What’s the Main Idea?
Reading to Learn Lesson Design
By: Mariel D. Hall

 

Rationale:  When children read, they need to be able to remember what the passage is about through pulling out important information to summarize.  Summarization allows students to understand and recall the important information in reading.  Summarization must be taught and explained through rules in order to help children understand and remember what they have read.

Materials: “Tropical Regions.” Macmillan Social Studies, 1987-passage. pp. 192-196., notebook paper, pencils, checklist for assessment of summarization rules:

 1.  Deleted redundant information   ______
 2.  Found and used keyword terms  ______
 3.  Created and used topic sentence ______
 4.  Took out unneeded information ______ 

Procedure:
1. Ask students, have you ever read something and did not understand what you had just read when you were finished?  Tell the students it is important to understand what we read.  One way we can do this is through using a strategy called summarization, which helps us to recognize the main ideas in a passage.  Today, we are going to learn how to summarize a passage about tropical regions of the Amazon inBrazil.

2. Introduce the "Tropical Regions" passage to the children.  Tropical regions are areas found in various parts of the world, mostly in South America.  The temperature is hot and humid and many exotic animals live there.  The people who live in tropical regions live very different lifestyles from the way we do.  The children will read this silently.  Ways to do this are to use a quiet, whispering voice and to vaguely move your lips if at all.  Tell them to read the words in their heads without much vocal movement.  Remind the children that this allows them to read at their own pace.

3. After silent reading, the class will have a question and answer time, so they will understand the necessity of realizing the main ideas.  I will ask a few questions that are important to understanding tropical regions ("Why is rain necessary in the Amazon?") and ones that are not as important in comprehending the main idea because they provide little relative information ("What is the tallest tree in the rain forest?").

 4. Explain that there is no way we can remember every detail, so that is why we need to summarize our readings to remember the most important information.  Model summarizing one part of the passage of "Tropical Regions".  Most of Brazil consists of a tropical region called the Amazon rain forest.  The weather is unusually humid instead of dry.  (Hang up checklist with the four summarization rules listed).  There are four rules that can help us summarize what we read.  Let's go through them:  1) Take out parts of the passage that would not change the main idea if it were left out.  For example, the age of the trees in the rain forests is not significant in understanding tropical regions.  2) Take out redundant information.  For example, if the sentence said, the trees grow and grow. The trees eventually grow very tall.  The main idea is that trees grow tall in the Amazon.  3) Find a keyword that can represent a list of items.  Instead of saying that bamboo, rubber, palm, rosewood, vines, and ferns grow in the rain forest; say that various exotic plants grow in the rain forest.  4) Select a topic sentence.  For example, tropical regions consist of humid rain forests, which contain a variety of exotic plants and animals.
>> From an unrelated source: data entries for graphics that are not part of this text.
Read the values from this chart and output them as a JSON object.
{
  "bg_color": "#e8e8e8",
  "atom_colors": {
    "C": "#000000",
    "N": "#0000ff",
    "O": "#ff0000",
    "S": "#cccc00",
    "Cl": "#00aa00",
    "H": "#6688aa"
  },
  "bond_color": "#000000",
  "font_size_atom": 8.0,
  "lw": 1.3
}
5. I will divide the class into partner groups.  They will read the "Tropical Regions" passage again, following the summarization rules.  The groups will be responsible for coming up with two or three sentences summarizing the passage.  I will have each group come up and share their summaries with the whole class.  Then, we will compare summarizations among the groups to see how close they were in selecting the main information.

 6. Assessment:  I will give students a passage to read and have them summarize it on notebook paper.  I will use a checklist containing the summarization rules and check off each rule as it is applied.
      

References:
1. Leigh Anne Brace. So What Are You Trying To Say Here? htttp://www.auburn.edu/rdggenie/breakthroughs/bracerl.html. (2001).
2. Lindsey Champine. Let Me Tell You What I Know.
http://www.auburn.edu/rdggenie/breakthroughs/champinerl.html. (2001).
3. Pressley, M., Johnson, C., McGoldrick, J., and Kurita, J.  (1989).  "Strategies that Improve Children's Memory and Comprehension of Text."  The Elementary School Journal v. 90, no. 1, pp. 4-9.